Après avoir sorti les champions du monde polonais, rossé les Argentins en demie et pris les deux premiers sets à leurs homologues russes ce samedi, il aurait été facile, et même logique de croire que la voie vers l'or était grande ouverte. Avec un Ngapeth en mode Air'vin, un Jean Patry impeccable, et un Grebennikov à la réception de toutes les ogives adverses, que pouvait-il donc arriver à l'équipe de France ? Un réveil russe et un "coup de barre" (dixit l'attaquant Trevor Clévenot) plus tard, tout était à refaire, les dynamiques complètement inversées. "A 2-2, on s'est dit que cela pouvait être fini dans dix minutes et qu'on pouvait gagner, alors on a mis toute notre énergie dans ce combat" a expliqué Grebennikov.

En bande organisée, personne n'a pu les canaliser

"On est revenus de loin", a volontiers concédé Jean Patry. A 0-3, puis 3-6 dans le 5e set décisif, l'affaire semblait bien compromise. "On gagne les deux premiers sets, puis on pensait que tout était perdu. Mais finalement on s'accroche, on s'accroche comme on fait depuis le début. On sort un bon tie-break, et on le démarre mal, encore." Mais aux tripes, à l'envie, mais aussi grâce à plusieurs erreurs russes, les Tricolores sont revenus dans le coup, une bonne fois pour toutes. Leur grain de folie, à l'image de ce smash en première main lumineux d'Antoine Brizard pour offrir deux balles de match aux siens, a fait le reste. "On arrive à trouver la force avec cette équipe de fous furieux, de dingues" n'en revenait toujours pas Patry après la rencontre.
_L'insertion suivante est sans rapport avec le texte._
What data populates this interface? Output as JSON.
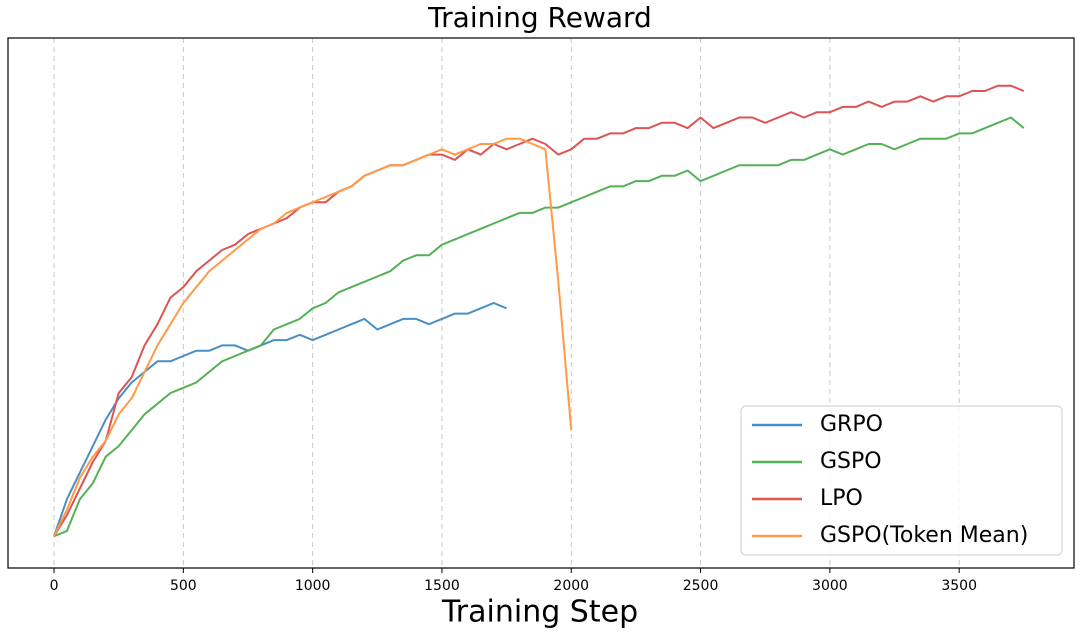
{
  "chart_data": {
    "type": "line",
    "title": "Training Reward",
    "x_label": "Training Step",
    "x": [
      0,
      50,
      100,
      150,
      200,
      250,
      300,
      350,
      400,
      450,
      500,
      550,
      600,
      650,
      700,
      750,
      800,
      850,
      900,
      950,
      1000,
      1050,
      1100,
      1150,
      1200,
      1250,
      1300,
      1350,
      1400,
      1450,
      1500,
      1550,
      1600,
      1650,
      1700,
      1750,
      1800,
      1850,
      1900,
      1950,
      2000,
      2050,
      2100,
      2150,
      2200,
      2250,
      2300,
      2350,
      2400,
      2450,
      2500,
      2550,
      2600,
      2650,
      2700,
      2750,
      2800,
      2850,
      2900,
      2950,
      3000,
      3050,
      3100,
      3150,
      3200,
      3250,
      3300,
      3350,
      3400,
      3450,
      3500,
      3550,
      3600,
      3650,
      3700,
      3750
    ],
    "series": [
      {
        "name": "GRPO",
        "color": "#4a8fc4",
        "values": [
          0.06,
          0.13,
          0.18,
          0.23,
          0.28,
          0.32,
          0.35,
          0.37,
          0.39,
          0.39,
          0.4,
          0.41,
          0.41,
          0.42,
          0.42,
          0.41,
          0.42,
          0.43,
          0.43,
          0.44,
          0.43,
          0.44,
          0.45,
          0.46,
          0.47,
          0.45,
          0.46,
          0.47,
          0.47,
          0.46,
          0.47,
          0.48,
          0.48,
          0.49,
          0.5,
          0.49,
          null,
          null,
          null,
          null,
          null,
          null,
          null,
          null,
          null,
          null,
          null,
          null,
          null,
          null,
          null,
          null,
          null,
          null,
          null,
          null,
          null,
          null,
          null,
          null,
          null,
          null,
          null,
          null,
          null,
          null,
          null,
          null,
          null,
          null,
          null,
          null,
          null,
          null,
          null,
          null
        ]
      },
      {
        "name": "GSPO",
        "color": "#55b155",
        "values": [
          0.06,
          0.07,
          0.13,
          0.16,
          0.21,
          0.23,
          0.26,
          0.29,
          0.31,
          0.33,
          0.34,
          0.35,
          0.37,
          0.39,
          0.4,
          0.41,
          0.42,
          0.45,
          0.46,
          0.47,
          0.49,
          0.5,
          0.52,
          0.53,
          0.54,
          0.55,
          0.56,
          0.58,
          0.59,
          0.59,
          0.61,
          0.62,
          0.63,
          0.64,
          0.65,
          0.66,
          0.67,
          0.67,
          0.68,
          0.68,
          0.69,
          0.7,
          0.71,
          0.72,
          0.72,
          0.73,
          0.73,
          0.74,
          0.74,
          0.75,
          0.73,
          0.74,
          0.75,
          0.76,
          0.76,
          0.76,
          0.76,
          0.77,
          0.77,
          0.78,
          0.79,
          0.78,
          0.79,
          0.8,
          0.8,
          0.79,
          0.8,
          0.81,
          0.81,
          0.81,
          0.82,
          0.82,
          0.83,
          0.84,
          0.85,
          0.83
        ]
      },
      {
        "name": "LPO",
        "color": "#dc5454",
        "values": [
          0.06,
          0.1,
          0.15,
          0.2,
          0.24,
          0.33,
          0.36,
          0.42,
          0.46,
          0.51,
          0.53,
          0.56,
          0.58,
          0.6,
          0.61,
          0.63,
          0.64,
          0.65,
          0.66,
          0.68,
          0.69,
          0.69,
          0.71,
          0.72,
          0.74,
          0.75,
          0.76,
          0.76,
          0.77,
          0.78,
          0.78,
          0.77,
          0.79,
          0.78,
          0.8,
          0.79,
          0.8,
          0.81,
          0.8,
          0.78,
          0.79,
          0.81,
          0.81,
          0.82,
          0.82,
          0.83,
          0.83,
          0.84,
          0.84,
          0.83,
          0.85,
          0.83,
          0.84,
          0.85,
          0.85,
          0.84,
          0.85,
          0.86,
          0.85,
          0.86,
          0.86,
          0.87,
          0.87,
          0.88,
          0.87,
          0.88,
          0.88,
          0.89,
          0.88,
          0.89,
          0.89,
          0.9,
          0.9,
          0.91,
          0.91,
          0.9
        ]
      },
      {
        "name": "GSPO(Token Mean)",
        "color": "#ff9a46",
        "values": [
          0.06,
          0.11,
          0.17,
          0.21,
          0.24,
          0.29,
          0.32,
          0.37,
          0.42,
          0.46,
          0.5,
          0.53,
          0.56,
          0.58,
          0.6,
          0.62,
          0.64,
          0.65,
          0.67,
          0.68,
          0.69,
          0.7,
          0.71,
          0.72,
          0.74,
          0.75,
          0.76,
          0.76,
          0.77,
          0.78,
          0.79,
          0.78,
          0.79,
          0.8,
          0.8,
          0.81,
          0.81,
          0.8,
          0.79,
          0.54,
          0.26,
          null,
          null,
          null,
          null,
          null,
          null,
          null,
          null,
          null,
          null,
          null,
          null,
          null,
          null,
          null,
          null,
          null,
          null,
          null,
          null,
          null,
          null,
          null,
          null,
          null,
          null,
          null,
          null,
          null,
          null,
          null,
          null,
          null,
          null,
          null
        ]
      }
    ],
    "xlim": [
      -178,
      3944
    ],
    "ylim": [
      0,
      1
    ],
    "xticks": [
      0,
      500,
      1000,
      1500,
      2000,
      2500,
      3000,
      3500
    ],
    "grid": "x",
    "legend": "lower right"
  }
}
Filouterie de génie et explosion de joie : comment la France a été sacrée

Dans un plaisir presque sadique pour les palpitants de tous les fans français, cette équipe de France aura trouvé la lumière une fois rendue à la nuit noire. Aux environs de minuit au Japon, et d'une vérification vidéo anti climatique au possible, elle pouvait danser sur "Bande Organisée", un titre qui ne leur sied qu'à moitié, elle la troupe qui manie l'art du contrepied. "C'est un match à l'image de notre compétition, toutes les émotions… Beaucoup de tension mais on s'en est sorti, pouvait lâcher Ngapeth au micro de France Télévisions. Une finale olympique, ça ne pouvait que finir comme ça." Laurent Tillie préfère, lui, voir le dernier chapitre d'un "beau conte de fées". "J'espère que les gars se souviennent du premier entraînement, je leur ai dit 'on rêve des Jeux Olympiques'. Et pour rêver des Jeux Olympiques, il faut y penser tous les jours. C'est miraculeux."
"Finalement, c'est ça la beauté du volley : celui qui perd, c'est celui qui a le doute en dernier, pouvait conclure Ngapeth. Ce soir, c'est les Russes qui ont eu le doute en dernier." Douter au moment de terminer le boulot, pas le genre de ces Bleus-là. Leur breloque en est la plus belle des preuves.